The urge to dispossess others of their property and to claim ownership of others' territory was central to Guevara's politics of raw power. In his memoirs, the Egyptian leader Gamal Abdel Nasser recalls that Guevara asked him how many people had left his country because of land reform. When Nasser replied that no one had left, Che countered in anger that the way to measure the depth of change is by the number of people "who feel there is no place for them in the new society."

Che's obsession with collectivist control led him to collaborate on the formation of the security apparatus that was set up to subjugate 6.5 million Cubans. In early 1959, a series of secret meetings took place in Tarara, near Havana, at the mansion to which Che temporarily withdrew to recover from an illness. That is where the top leaders, including Castro, designed the Cuban police state. Guevara himself took charge of G-6, the body tasked with the ideological indoctrination of the armed forces. The U.S.-backed Bay of Pigs invasion in April 1961 became the perfect occasion to consolidate the new police state, with the rounding up of tens of thousands of Cubans and a new series of executions.

In the beginning, the revolution mobilized volunteers to build schools and to work in ports, plantations, and factories.

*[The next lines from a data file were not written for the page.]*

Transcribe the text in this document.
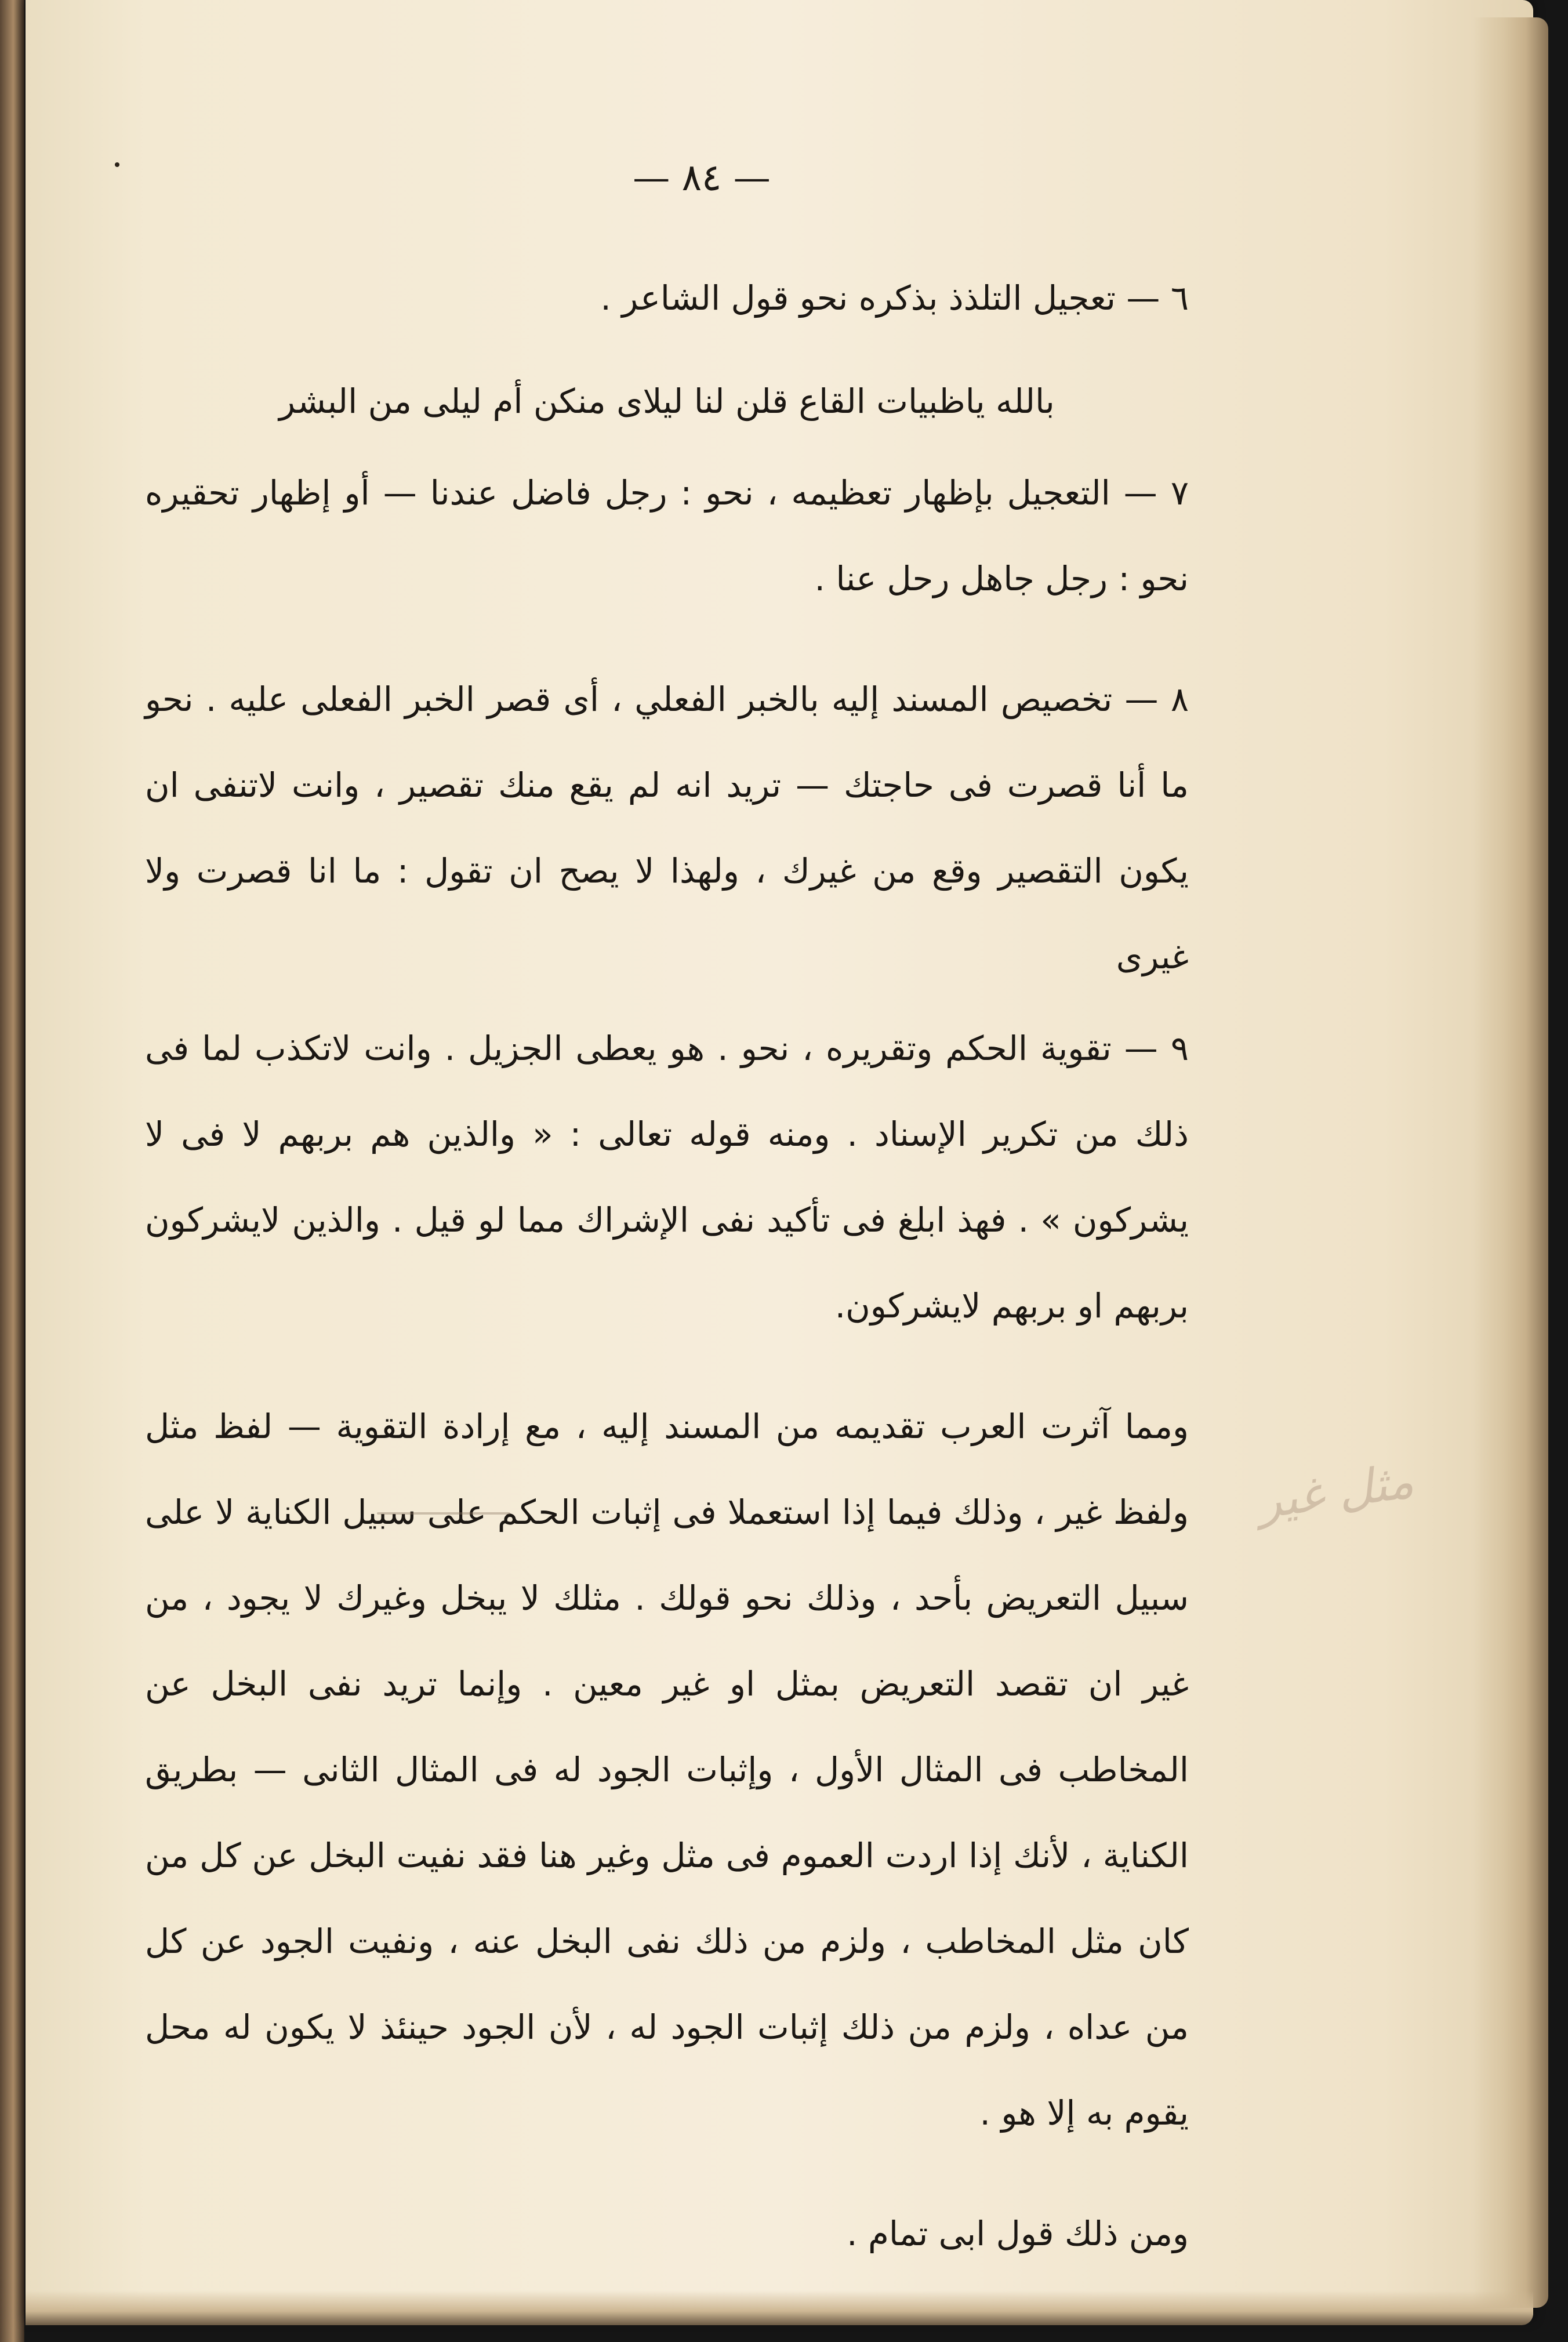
— ٨٤ —

٦ — تعجيل التلذذ بذكره نحو قول الشاعر .

بالله ياظبيات القاع قلن لنا ليلاى منكن أم ليلى من البشر

٧ — التعجيل بإظهار تعظيمه ، نحو : رجل فاضل عندنا — أو إظهار تحقيره نحو : رجل جاهل رحل عنا .

٨ — تخصيص المسند إليه بالخبر الفعلي ، أى قصر الخبر الفعلى عليه . نحو ما أنا قصرت فى حاجتك — تريد انه لم يقع منك تقصير ، وانت لاتنفى ان يكون التقصير وقع من غيرك ، ولهذا لا يصح ان تقول : ما انا قصرت ولا غيرى

٩ — تقوية الحكم وتقريره ، نحو . هو يعطى الجزيل . وانت لاتكذب لما فى ذلك من تكرير الإسناد . ومنه قوله تعالى : « والذين هم بربهم لا فى لا يشركون » . فهذ ابلغ فى تأكيد نفى الإشراك مما لو قيل . والذين لايشركون بربهم او بربهم لايشركون.

ومما آثرت العرب تقديمه من المسند إليه ، مع إرادة التقوية — لفظ مثل ولفظ غير ، وذلك فيما إذا استعملا فى إثبات الحكم على سبيل الكناية لا على سبيل التعريض بأحد ، وذلك نحو قولك . مثلك لا يبخل وغيرك لا يجود ، من غير ان تقصد التعريض بمثل او غير معين . وإنما تريد نفى البخل عن المخاطب فى المثال الأول ، وإثبات الجود له فى المثال الثانى — بطريق الكناية ، لأنك إذا اردت العموم فى مثل وغير هنا فقد نفيت البخل عن كل من كان مثل المخاطب ، ولزم من ذلك نفى البخل عنه ، ونفيت الجود عن كل من عداه ، ولزم من ذلك إثبات الجود له ، لأن الجود حينئذ لا يكون له محل يقوم به إلا هو .

ومن ذلك قول ابى تمام .

مثل غير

But it was not long before volunteer work became less voluntary: The first forced labour camp, Guanahacabibes, was set up in western Cuba at the end of 1960. This is how Che explained the function performed by this method of confinement: "[We] only send to Guanahacabibes those doubtful cases where we are not sure people should go to jail ... people who have committed crimes against revolutionary morals, to a lesser or greater degree."

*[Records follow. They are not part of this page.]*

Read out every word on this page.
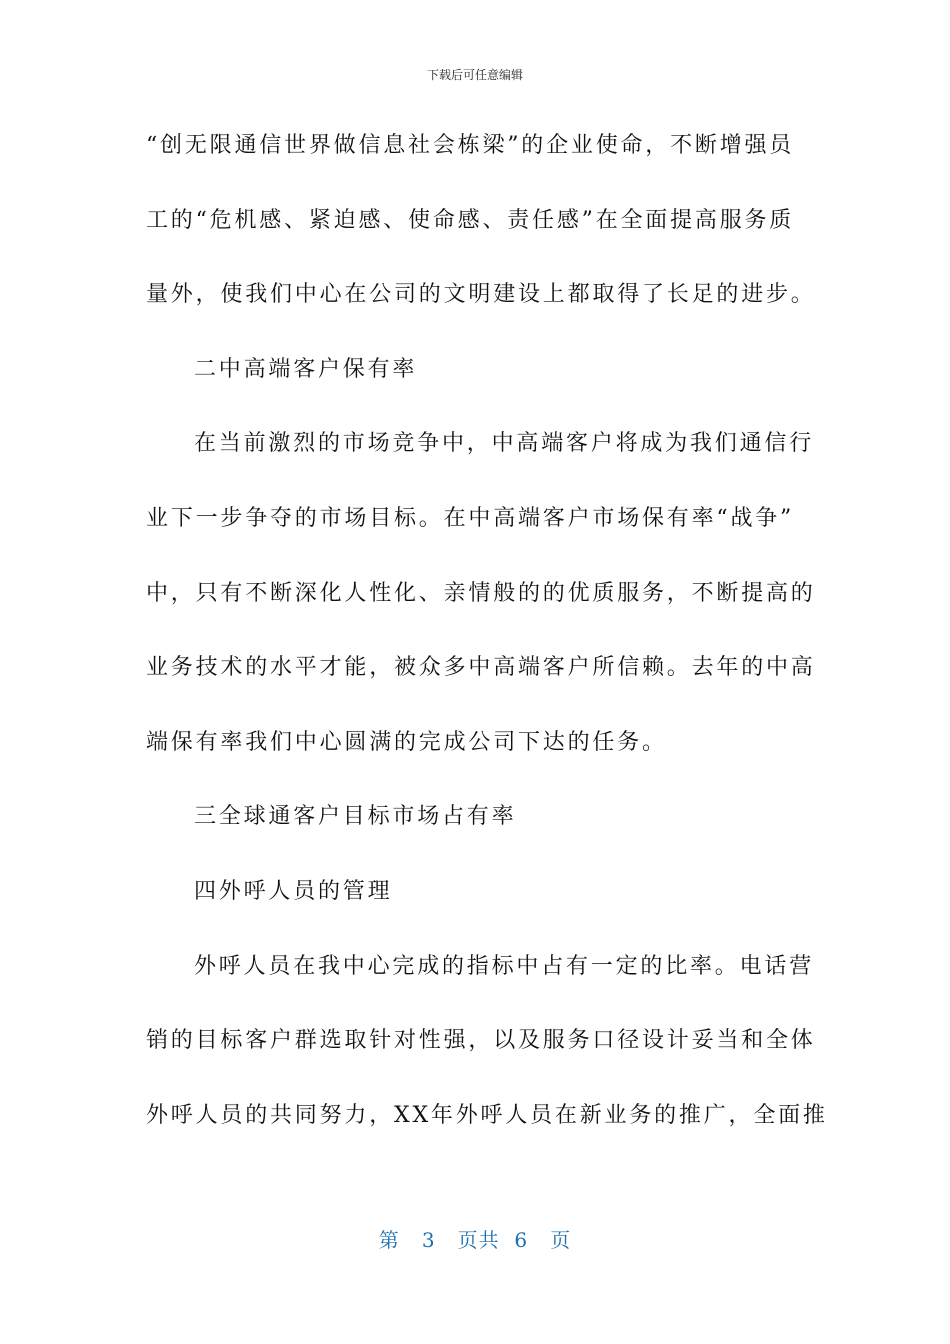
下载后可任意编辑
“创无限通信世界做信息社会栋梁”的企业使命，不断增强员
工的“危机感、紧迫感、使命感、责任感”在全面提高服务质
量外，使我们中心在公司的文明建设上都取得了长足的进步。
二中高端客户保有率
在当前激烈的市场竞争中，中高端客户将成为我们通信行
业下一步争夺的市场目标。在中高端客户市场保有率“战争”
中，只有不断深化人性化、亲情般的的优质服务，不断提高的
业务技术的水平才能，被众多中高端客户所信赖。去年的中高
端保有率我们中心圆满的完成公司下达的任务。
三全球通客户目标市场占有率
四外呼人员的管理
外呼人员在我中心完成的指标中占有一定的比率。电话营
销的目标客户群选取针对性强，以及服务口径设计妥当和全体
外呼人员的共同努力，XX年外呼人员在新业务的推广，全面推
第 3 页共 6 页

The herbal tea is a nice postmodern touch.


Posted by Peter Burnet at September 20, 2005 6:12 AM
Comments

Touche.

Posted by: Barry Meislin at September 20, 2005 7:01 AM

This article was excellent. I confront every kid I see with a Che Guevera shirt to tell them about this kind of stuff.

Posted by: Rick Perlstein at September 20, 2005 1:08 PM

Back in college the student GLBT (gay, lesbian, bi, trans) group would occasionally have day long rallies in the quad at one of which I noticed the group leader wearing a "che" shirt. I passed about an hour later and noticed that she had changed into a different shirt. Presumably someone had educated her on Che's feelings toward homosexuals.

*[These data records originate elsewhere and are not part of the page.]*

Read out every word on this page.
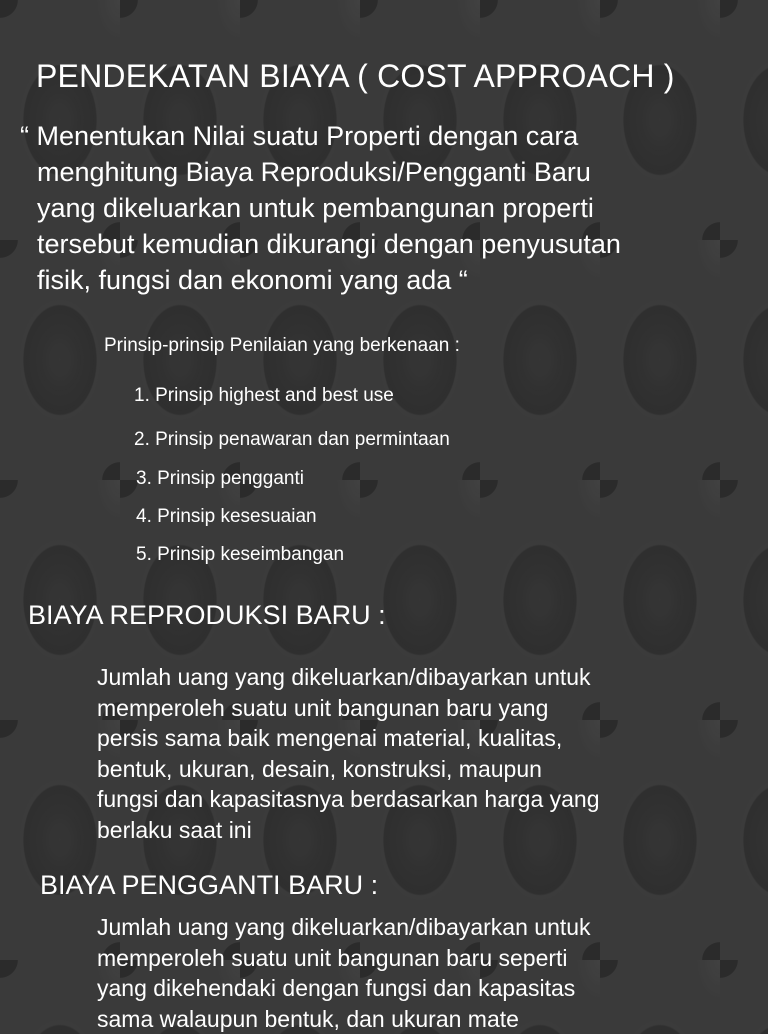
PENDEKATAN BIAYA ( COST APPROACH )

“ Menentukan Nilai suatu Properti dengan cara
menghitung Biaya Reproduksi/Pengganti Baru
yang dikeluarkan untuk pembangunan properti
tersebut kemudian dikurangi dengan penyusutan
fisik, fungsi dan ekonomi yang ada “

Prinsip-prinsip Penilaian yang berkenaan :
1. Prinsip highest and best use
2. Prinsip penawaran dan permintaan
3. Prinsip pengganti
4. Prinsip kesesuaian
5. Prinsip keseimbangan
BIAYA REPRODUKSI BARU :
Jumlah uang yang dikeluarkan/dibayarkan untuk
memperoleh suatu unit bangunan baru yang
persis sama baik mengenai material, kualitas,
bentuk, ukuran, desain, konstruksi, maupun
fungsi dan kapasitasnya berdasarkan harga yang
berlaku saat ini
BIAYA PENGGANTI BARU :
Jumlah uang yang dikeluarkan/dibayarkan untuk
memperoleh suatu unit bangunan baru seperti
yang dikehendaki dengan fungsi dan kapasitas
sama walaupun bentuk, dan ukuran mate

Posted by: Shelton at September 20, 2005 1:20 PM

Shelton's post seems to confirm a suspicion I harbor - that people wearing Che's image might do as a public-approved symbol of rebellion and may not have any idea who this dork is. Consider this: you don't see any T-shirts with the head of Castro, Stalin, Mao, etc. in the familiar Che graphics ... because wearing such would instantly mark the wearer as a tool. People identify with Che and not those old fogeys, I guess because to them he represents the ideal, and not the reality, of communism. This despite the fact that the reality of Che is no bed of roses, as many have already remarked.

Posted by: John Barrett Jr. at September 20, 2005 1:55 PM

There is only one kind of good Communist, for which description Che Guevara qualified in 1967.

Posted by: Lou Gots at September 20, 2005 2:13 PM

So it's okay to be seen wearing the picture of a mass murderer, but not Someone Who Hated Homosexuals. Gotta love the priorities of non-judgementalist Left.

Posted by: Raoul Ortega at September 20, 2005 2:41 PM

Go to a lefist political rally nowadays and you'll see plenty of pictures of Hitler and plenty of people brandishing swastikas.

Posted by: Shelton at September 20, 2005 3:45 PM

The pity of it all is that Pol Pot is so damned unphotogenic.

Posted by: Barry Meislin at September 21, 2005 7:34 AM

1) Raoul, he was a mass murder of homosexuals.

2) Shelton logic: go to an alcoholics anonymous meeting and you'll hear plenty of people talking about alcohol.

Posted by: Rick Persltein at September 22, 2005 4:18 AM

So if he'd just excluded homosexuals from his mass murders, then it would be okay to wear his image.